Anne Veriato is a transgender woman who has been competing in jiu-jitsu since she was seven. She has already beaten numerous men in BJJ competitions, and this fight at Mr. Cage 34 will mark her MMA debut.
“I’ve been fighting jiu-jitsu for years, and I wanted to do something different,” Veriato told MMA Fighting. “A lot of people in my team fight MMA already, and I wanted to do it as well.”
Veriato also told MMA Fighting that her transformation happened years after she started training in martial arts. She said that while she hasn’t always been accepted in tournaments, her teammates have accepted her:
It was a bit hard for people to get used to it in the gym. I left the gym for a while and when I came back, no one recognized me. It’s all good now because they were used to it, but it was different in tournaments.
Veriato will be fighting a man named Railson Paixao in a strawweight competition.
It’s only fair to fight men. It never crossed my mind to fight a woman because I think I’m too good. If I beat men my entire career, I can still beat them despite the hormone process.
Some people might be wondering why Variato won’t be fighting women. After all, this is what transgender woman and MMA fighter Fallon Fox did.
According to MMA Fighting, Mr. Cage Promoter Samir Nadaf was against putting Variato against a woman. He also said he disagreed with women like Fallon Fox.
Variato thought fighting a man was only fair.
“It’s only fair to fight men,” she said. “It never crossed my mind to fight a woman because I think I’m too good. If I beat men my entire career, I can still beat them despite the hormone process. I only know that I’m good after I beat men.
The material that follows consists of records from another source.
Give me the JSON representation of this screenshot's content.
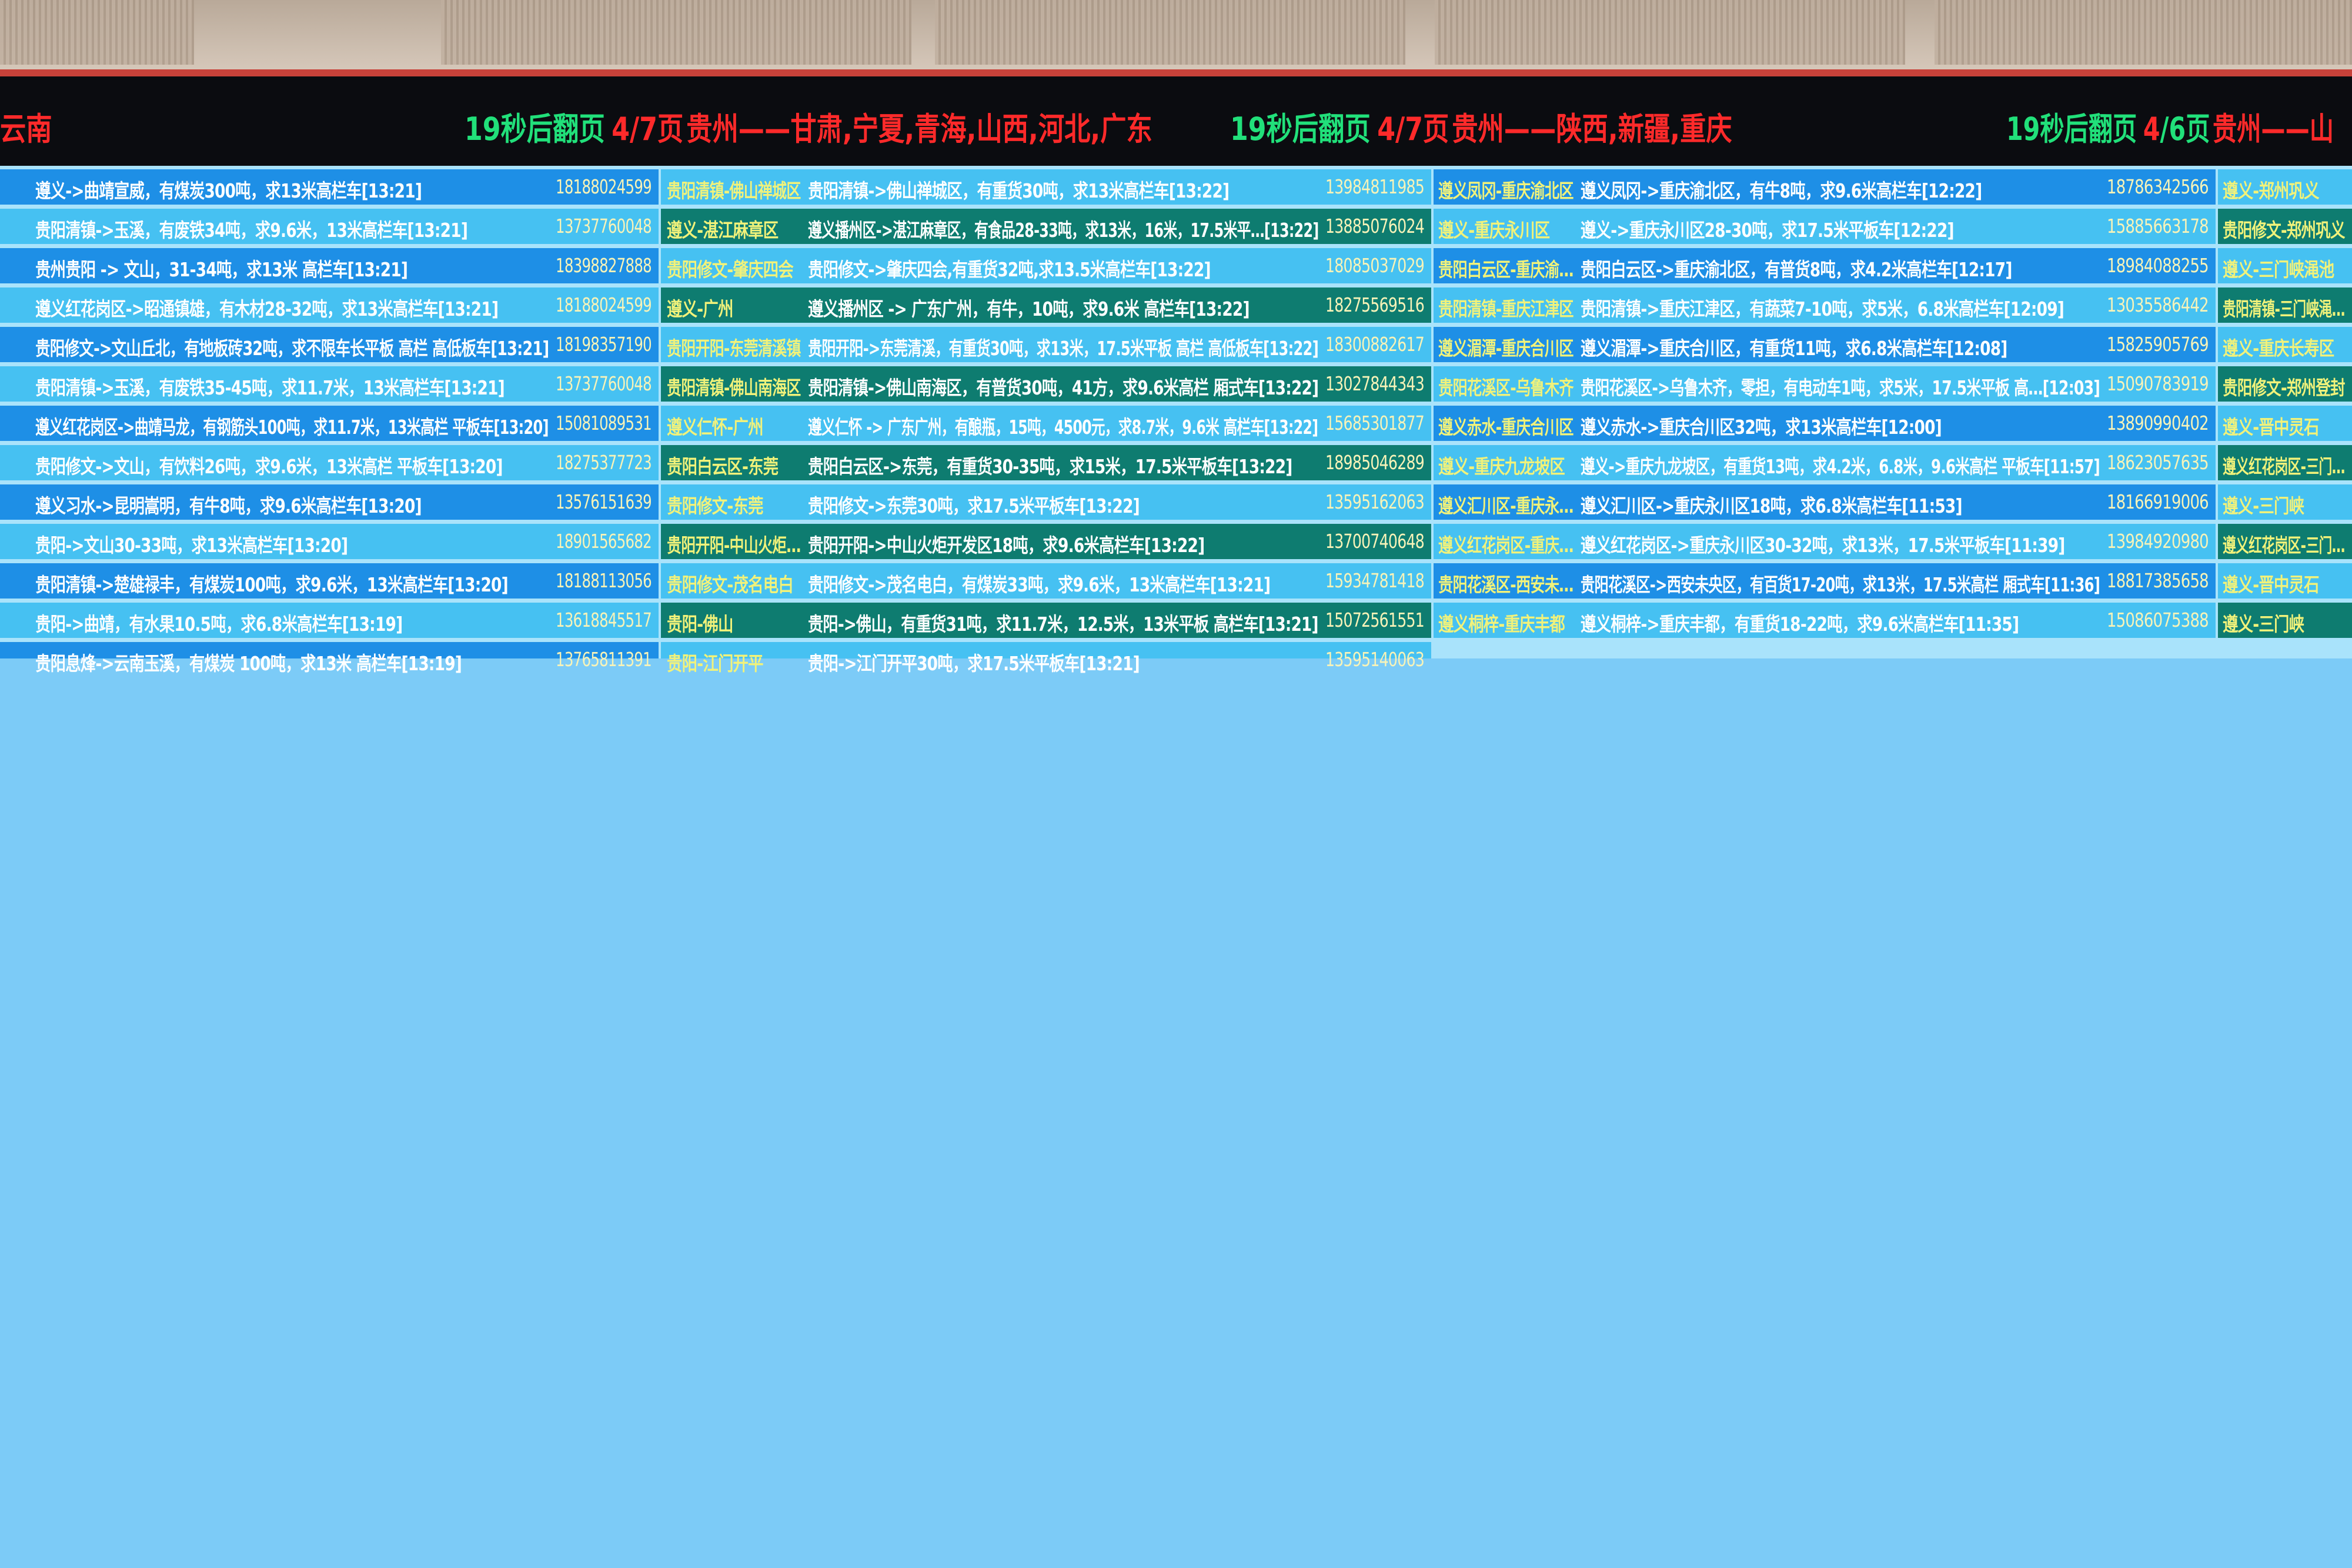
{
  "colors": {
    "dark_blue": "#1e8fe6",
    "light_blue": "#46c1f2",
    "teal": "#0e7c70",
    "label_yellow": "#f1f27a",
    "header_green": "#21e07a",
    "header_red": "#ff2a2a"
  },
  "headers": [
    {
      "region": "云南"
    },
    {
      "countdown": "19秒后翻页",
      "page_current": "4",
      "page_rest": "/7页",
      "region": "贵州——甘肃,宁夏,青海,山西,河北,广东"
    },
    {
      "countdown": "19秒后翻页",
      "page_current": "4",
      "page_rest": "/7页",
      "region": "贵州——陕西,新疆,重庆"
    },
    {
      "countdown": "19秒后翻页",
      "page_current": "4",
      "page_rest": "/6页",
      "region": "贵州——山"
    }
  ],
  "columns": [
    {
      "rows": [
        {
          "desc": "遵义->曲靖宣威，有煤炭300吨，求13米高栏车[13:21]",
          "phone": "18188024599"
        },
        {
          "desc": "贵阳清镇->玉溪，有废铁34吨，求9.6米，13米高栏车[13:21]",
          "phone": "13737760048"
        },
        {
          "desc": "贵州贵阳 -> 文山，31-34吨，求13米 高栏车[13:21]",
          "phone": "18398827888"
        },
        {
          "desc": "遵义红花岗区->昭通镇雄，有木材28-32吨，求13米高栏车[13:21]",
          "phone": "18188024599"
        },
        {
          "desc": "贵阳修文->文山丘北，有地板砖32吨，求不限车长平板 高栏 高低板车[13:21]",
          "phone": "18198357190"
        },
        {
          "desc": "贵阳清镇->玉溪，有废铁35-45吨，求11.7米，13米高栏车[13:21]",
          "phone": "13737760048"
        },
        {
          "desc": "遵义红花岗区->曲靖马龙，有钢筋头100吨，求11.7米，13米高栏 平板车[13:20]",
          "phone": "15081089531"
        },
        {
          "desc": "贵阳修文->文山，有饮料26吨，求9.6米，13米高栏 平板车[13:20]",
          "phone": "18275377723"
        },
        {
          "desc": "遵义习水->昆明嵩明，有牛8吨，求9.6米高栏车[13:20]",
          "phone": "13576151639"
        },
        {
          "desc": "贵阳->文山30-33吨，求13米高栏车[13:20]",
          "phone": "18901565682"
        },
        {
          "desc": "贵阳清镇->楚雄禄丰，有煤炭100吨，求9.6米，13米高栏车[13:20]",
          "phone": "18188113056"
        },
        {
          "desc": "贵阳->曲靖，有水果10.5吨，求6.8米高栏车[13:19]",
          "phone": "13618845517"
        },
        {
          "desc": "贵阳息烽->云南玉溪，有煤炭 100吨，求13米 高栏车[13:19]",
          "phone": "13765811391"
        }
      ]
    },
    {
      "rows": [
        {
          "route": "贵阳清镇-佛山禅城区",
          "desc": "贵阳清镇->佛山禅城区，有重货30吨，求13米高栏车[13:22]",
          "phone": "13984811985"
        },
        {
          "route": "遵义-湛江麻章区",
          "desc": "遵义播州区->湛江麻章区，有食品28-33吨，求13米，16米，17.5米平…[13:22]",
          "phone": "13885076024"
        },
        {
          "route": "贵阳修文-肇庆四会",
          "desc": "贵阳修文->肇庆四会,有重货32吨,求13.5米高栏车[13:22]",
          "phone": "18085037029"
        },
        {
          "route": "遵义-广州",
          "desc": "遵义播州区 -> 广东广州，有牛，10吨，求9.6米 高栏车[13:22]",
          "phone": "18275569516"
        },
        {
          "route": "贵阳开阳-东莞清溪镇",
          "desc": "贵阳开阳->东莞清溪，有重货30吨，求13米，17.5米平板 高栏 高低板车[13:22]",
          "phone": "18300882617"
        },
        {
          "route": "贵阳清镇-佛山南海区",
          "desc": "贵阳清镇->佛山南海区，有普货30吨，41方，求9.6米高栏 厢式车[13:22]",
          "phone": "13027844343"
        },
        {
          "route": "遵义仁怀-广州",
          "desc": "遵义仁怀 -> 广东广州，有酿瓶，15吨，4500元，求8.7米，9.6米 高栏车[13:22]",
          "phone": "15685301877"
        },
        {
          "route": "贵阳白云区-东莞",
          "desc": "贵阳白云区->东莞，有重货30-35吨，求15米，17.5米平板车[13:22]",
          "phone": "18985046289"
        },
        {
          "route": "贵阳修文-东莞",
          "desc": "贵阳修文->东莞30吨，求17.5米平板车[13:22]",
          "phone": "13595162063"
        },
        {
          "route": "贵阳开阳-中山火炬…",
          "desc": "贵阳开阳->中山火炬开发区18吨，求9.6米高栏车[13:22]",
          "phone": "13700740648"
        },
        {
          "route": "贵阳修文-茂名电白",
          "desc": "贵阳修文->茂名电白，有煤炭33吨，求9.6米，13米高栏车[13:21]",
          "phone": "15934781418"
        },
        {
          "route": "贵阳-佛山",
          "desc": "贵阳->佛山，有重货31吨，求11.7米，12.5米，13米平板 高栏车[13:21]",
          "phone": "15072561551"
        },
        {
          "route": "贵阳-江门开平",
          "desc": "贵阳->江门开平30吨，求17.5米平板车[13:21]",
          "phone": "13595140063"
        }
      ]
    },
    {
      "rows": [
        {
          "route": "遵义凤冈-重庆渝北区",
          "desc": "遵义凤冈->重庆渝北区，有牛8吨，求9.6米高栏车[12:22]",
          "phone": "18786342566"
        },
        {
          "route": "遵义-重庆永川区",
          "desc": "遵义->重庆永川区28-30吨，求17.5米平板车[12:22]",
          "phone": "15885663178"
        },
        {
          "route": "贵阳白云区-重庆渝…",
          "desc": "贵阳白云区->重庆渝北区，有普货8吨，求4.2米高栏车[12:17]",
          "phone": "18984088255"
        },
        {
          "route": "贵阳清镇-重庆江津区",
          "desc": "贵阳清镇->重庆江津区，有蔬菜7-10吨，求5米，6.8米高栏车[12:09]",
          "phone": "13035586442"
        },
        {
          "route": "遵义湄潭-重庆合川区",
          "desc": "遵义湄潭->重庆合川区，有重货11吨，求6.8米高栏车[12:08]",
          "phone": "15825905769"
        },
        {
          "route": "贵阳花溪区-乌鲁木齐",
          "desc": "贵阳花溪区->乌鲁木齐，零担，有电动车1吨，求5米，17.5米平板 高…[12:03]",
          "phone": "15090783919"
        },
        {
          "route": "遵义赤水-重庆合川区",
          "desc": "遵义赤水->重庆合川区32吨，求13米高栏车[12:00]",
          "phone": "13890990402"
        },
        {
          "route": "遵义-重庆九龙坡区",
          "desc": "遵义->重庆九龙坡区，有重货13吨，求4.2米，6.8米，9.6米高栏 平板车[11:57]",
          "phone": "18623057635"
        },
        {
          "route": "遵义汇川区-重庆永…",
          "desc": "遵义汇川区->重庆永川区18吨，求6.8米高栏车[11:53]",
          "phone": "18166919006"
        },
        {
          "route": "遵义红花岗区-重庆…",
          "desc": "遵义红花岗区->重庆永川区30-32吨，求13米，17.5米平板车[11:39]",
          "phone": "13984920980"
        },
        {
          "route": "贵阳花溪区-西安未…",
          "desc": "贵阳花溪区->西安未央区，有百货17-20吨，求13米，17.5米高栏 厢式车[11:36]",
          "phone": "18817385658"
        },
        {
          "route": "遵义桐梓-重庆丰都",
          "desc": "遵义桐梓->重庆丰都，有重货18-22吨，求9.6米高栏车[11:35]",
          "phone": "15086075388"
        }
      ]
    },
    {
      "rows": [
        {
          "route": "遵义-郑州巩义"
        },
        {
          "route": "贵阳修文-郑州巩义"
        },
        {
          "route": "遵义-三门峡渑池"
        },
        {
          "route": "贵阳清镇-三门峡渑…"
        },
        {
          "route": "遵义-重庆长寿区"
        },
        {
          "route": "贵阳修文-郑州登封"
        },
        {
          "route": "遵义-晋中灵石"
        },
        {
          "route": "遵义红花岗区-三门…"
        },
        {
          "route": "遵义-三门峡"
        },
        {
          "route": "遵义红花岗区-三门…"
        },
        {
          "route": "遵义-晋中灵石"
        },
        {
          "route": "遵义-三门峡"
        }
      ]
    }
  ]
}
That’s what makes me happy and hungrier to train. I don’t think it’s fair to fight women.”
She did, however, admit that her hormone therapy is affecting her strength:
Since we do hormonal therapy to become more feminine, the male hormone starts to disappear and don’t come back anymore after a while. I didn’t have the same strength in the gym after that, so that’s why I train so hard to be strong enough to fight men. I feel the difference in strength, and that’s why I work hard.
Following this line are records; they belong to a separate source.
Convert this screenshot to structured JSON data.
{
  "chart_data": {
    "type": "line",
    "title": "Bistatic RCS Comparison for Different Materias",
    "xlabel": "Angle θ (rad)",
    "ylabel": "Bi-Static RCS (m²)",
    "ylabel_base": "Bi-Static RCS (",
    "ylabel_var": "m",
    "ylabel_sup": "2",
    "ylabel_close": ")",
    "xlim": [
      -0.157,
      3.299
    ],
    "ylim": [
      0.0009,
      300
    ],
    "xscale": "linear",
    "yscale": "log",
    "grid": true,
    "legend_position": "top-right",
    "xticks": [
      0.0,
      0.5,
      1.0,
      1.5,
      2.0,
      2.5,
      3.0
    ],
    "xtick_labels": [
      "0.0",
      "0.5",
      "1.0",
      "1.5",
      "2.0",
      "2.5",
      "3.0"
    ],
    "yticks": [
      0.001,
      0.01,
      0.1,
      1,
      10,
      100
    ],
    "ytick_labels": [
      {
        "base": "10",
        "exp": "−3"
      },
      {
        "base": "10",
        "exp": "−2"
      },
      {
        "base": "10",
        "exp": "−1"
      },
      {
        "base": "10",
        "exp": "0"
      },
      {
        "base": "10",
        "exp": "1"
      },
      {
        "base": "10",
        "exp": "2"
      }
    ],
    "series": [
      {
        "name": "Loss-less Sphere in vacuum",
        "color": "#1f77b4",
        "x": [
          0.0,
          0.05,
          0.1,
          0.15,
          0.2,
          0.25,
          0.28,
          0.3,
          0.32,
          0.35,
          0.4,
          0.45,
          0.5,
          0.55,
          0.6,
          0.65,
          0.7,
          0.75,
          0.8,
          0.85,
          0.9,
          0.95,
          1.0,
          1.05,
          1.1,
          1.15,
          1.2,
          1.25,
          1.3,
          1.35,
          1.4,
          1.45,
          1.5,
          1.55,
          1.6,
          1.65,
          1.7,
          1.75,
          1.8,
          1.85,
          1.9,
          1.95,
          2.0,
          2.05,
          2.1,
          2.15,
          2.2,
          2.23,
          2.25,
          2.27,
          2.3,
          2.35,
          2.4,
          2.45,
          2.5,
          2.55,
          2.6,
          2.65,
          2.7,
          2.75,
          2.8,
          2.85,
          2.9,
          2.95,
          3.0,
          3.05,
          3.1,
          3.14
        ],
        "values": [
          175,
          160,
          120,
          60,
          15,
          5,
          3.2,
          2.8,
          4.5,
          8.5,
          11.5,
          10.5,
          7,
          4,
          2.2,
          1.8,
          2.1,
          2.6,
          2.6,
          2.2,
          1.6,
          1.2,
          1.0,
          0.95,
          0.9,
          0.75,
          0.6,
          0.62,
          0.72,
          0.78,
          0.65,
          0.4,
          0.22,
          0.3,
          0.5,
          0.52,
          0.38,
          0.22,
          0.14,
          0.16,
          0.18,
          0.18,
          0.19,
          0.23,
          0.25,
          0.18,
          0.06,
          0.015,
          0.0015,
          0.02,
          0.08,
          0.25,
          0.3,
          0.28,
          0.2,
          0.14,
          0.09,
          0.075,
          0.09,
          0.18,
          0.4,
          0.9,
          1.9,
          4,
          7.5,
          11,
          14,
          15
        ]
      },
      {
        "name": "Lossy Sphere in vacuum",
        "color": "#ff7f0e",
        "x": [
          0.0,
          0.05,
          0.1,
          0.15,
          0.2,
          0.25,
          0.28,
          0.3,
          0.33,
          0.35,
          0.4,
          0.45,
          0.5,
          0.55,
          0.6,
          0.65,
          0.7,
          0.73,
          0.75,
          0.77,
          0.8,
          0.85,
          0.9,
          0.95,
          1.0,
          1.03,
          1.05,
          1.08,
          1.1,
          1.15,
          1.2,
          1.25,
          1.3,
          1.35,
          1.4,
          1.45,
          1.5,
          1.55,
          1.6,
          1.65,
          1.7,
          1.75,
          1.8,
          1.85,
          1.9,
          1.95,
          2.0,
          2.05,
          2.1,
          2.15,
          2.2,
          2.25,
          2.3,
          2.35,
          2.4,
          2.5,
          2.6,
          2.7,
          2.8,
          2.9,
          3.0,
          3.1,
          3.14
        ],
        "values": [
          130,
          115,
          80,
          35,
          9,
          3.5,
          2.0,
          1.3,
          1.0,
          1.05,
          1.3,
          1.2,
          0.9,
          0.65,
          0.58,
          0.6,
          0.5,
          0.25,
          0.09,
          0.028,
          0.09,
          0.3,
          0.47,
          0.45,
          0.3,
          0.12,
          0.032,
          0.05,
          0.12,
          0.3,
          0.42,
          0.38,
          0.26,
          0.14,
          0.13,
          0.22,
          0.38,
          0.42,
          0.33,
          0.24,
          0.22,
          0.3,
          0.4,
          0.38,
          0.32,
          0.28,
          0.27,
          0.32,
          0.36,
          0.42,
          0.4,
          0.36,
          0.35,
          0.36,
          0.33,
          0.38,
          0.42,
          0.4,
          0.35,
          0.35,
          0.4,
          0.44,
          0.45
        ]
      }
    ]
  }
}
As I have argued before, MMA is one of the most progressive televised sports in the United States. It is the only sport where you see woman headlining events above men, and one of the few were you see members of the LBGT+ community represented so prominently. Reigning Women’s Bantamweight Champion Amanda Nunes, for instance, is homosexual.
But what should mixed martial arts promotions do about transgender fighters. Should they have them fight against the people of their current gender (like Fallon Fox did), against people of their former gender (like Anne Veriato), or should they be able to fight in whatever division they please? If the last option, should that privilege extend to cis-gender fighters?